A dry run renders the template with the supplied variables and returns the list of files that would be generated. No repositories are created or modified. Use dry runs to:

  • Validate variable values before committing
  • Review the generated file tree for completeness
  • Compare output across different variable combinations

Built-in Templates

Farm ships with four built-in templates covering common service archetypes:

nestjs-api (TypeScript / NestJS)

Production-ready NestJS API with TypeORM, JWT authentication, health checks, and Docker configuration.

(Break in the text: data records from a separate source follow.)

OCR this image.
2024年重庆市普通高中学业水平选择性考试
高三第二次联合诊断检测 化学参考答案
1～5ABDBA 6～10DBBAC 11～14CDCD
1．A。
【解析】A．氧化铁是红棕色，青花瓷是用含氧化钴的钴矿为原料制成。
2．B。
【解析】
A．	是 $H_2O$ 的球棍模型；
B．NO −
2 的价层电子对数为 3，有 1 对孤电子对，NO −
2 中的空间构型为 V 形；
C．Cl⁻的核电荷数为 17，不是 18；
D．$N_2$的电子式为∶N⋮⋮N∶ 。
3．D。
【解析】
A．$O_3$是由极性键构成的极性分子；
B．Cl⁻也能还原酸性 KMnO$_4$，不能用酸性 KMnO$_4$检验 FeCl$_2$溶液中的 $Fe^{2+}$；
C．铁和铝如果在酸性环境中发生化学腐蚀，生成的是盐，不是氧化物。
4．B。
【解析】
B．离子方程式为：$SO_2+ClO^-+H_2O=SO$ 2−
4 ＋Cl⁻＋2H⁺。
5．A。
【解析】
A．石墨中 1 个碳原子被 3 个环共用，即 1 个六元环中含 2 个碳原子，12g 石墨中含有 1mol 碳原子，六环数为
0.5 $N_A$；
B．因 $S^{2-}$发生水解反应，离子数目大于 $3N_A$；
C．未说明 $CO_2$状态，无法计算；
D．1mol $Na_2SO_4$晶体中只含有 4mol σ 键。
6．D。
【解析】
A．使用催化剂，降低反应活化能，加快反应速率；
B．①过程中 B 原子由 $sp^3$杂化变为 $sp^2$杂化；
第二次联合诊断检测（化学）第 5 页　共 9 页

Variables: SERVICE_NAME, PORT, DATABASE_TYPE

nextjs-app (TypeScript / Next.js)

Next.js application with App Router, server components, Tailwind CSS, and CI pipeline.

Variables: APP_NAME, PORT

go-microservice (Go / Gin)

Lightweight Go microservice with Gin HTTP framework, structured logging, and Dockerfile.

Variables: SERVICE_NAME, PORT

python-worker (Python / FastAPI)

Python background worker with FastAPI health endpoint, queue consumer, and configurable concurrency.

Variables: SERVICE_NAME, QUEUE_NAME, CONCURRENCY


Creating Custom Templates (Admin)

Organization administrators can create custom templates to encode team-specific standards.

  1. Prepare a template repository with parameterized source files. Use {{VARIABLE_KEY}} placeholders in file contents.
  2. Navigate to Service Templates and click Create Template.
  3. Fill in the template metadata:
Field Description
Name Unique identifier for the template
Description What this template provides
Language Programming language
Framework Framework or runtime
Repository URL Git URL of the template repository
Tags Searchable keywords
  1. Define variables with keys, labels, descriptions, defaults, and optional validation patterns.
  2. Click Save. The template becomes available to all members of the organization.

Best Practices

  • Keep templates focused. Each template should produce one deployable unit. Avoid templates that generate multiple services.
  • Use validation patterns. Add regex patterns to variables (e.g., ^[a-z][a-z0-9-]*$ for service names) to catch invalid input early.
  • Provide sensible defaults. Pre-populate variables with values that work out of the box so users can scaffold with minimal configuration.
  • Version your template repositories. Tag releases so scaffold requests reference a stable snapshot rather than a moving target.
  • Test templates with dry runs. Before publishing a new template, run a dry-run scaffold to verify the generated file tree is correct.
  • Document template purpose. Write clear descriptions so developers can choose the right template without reading the source.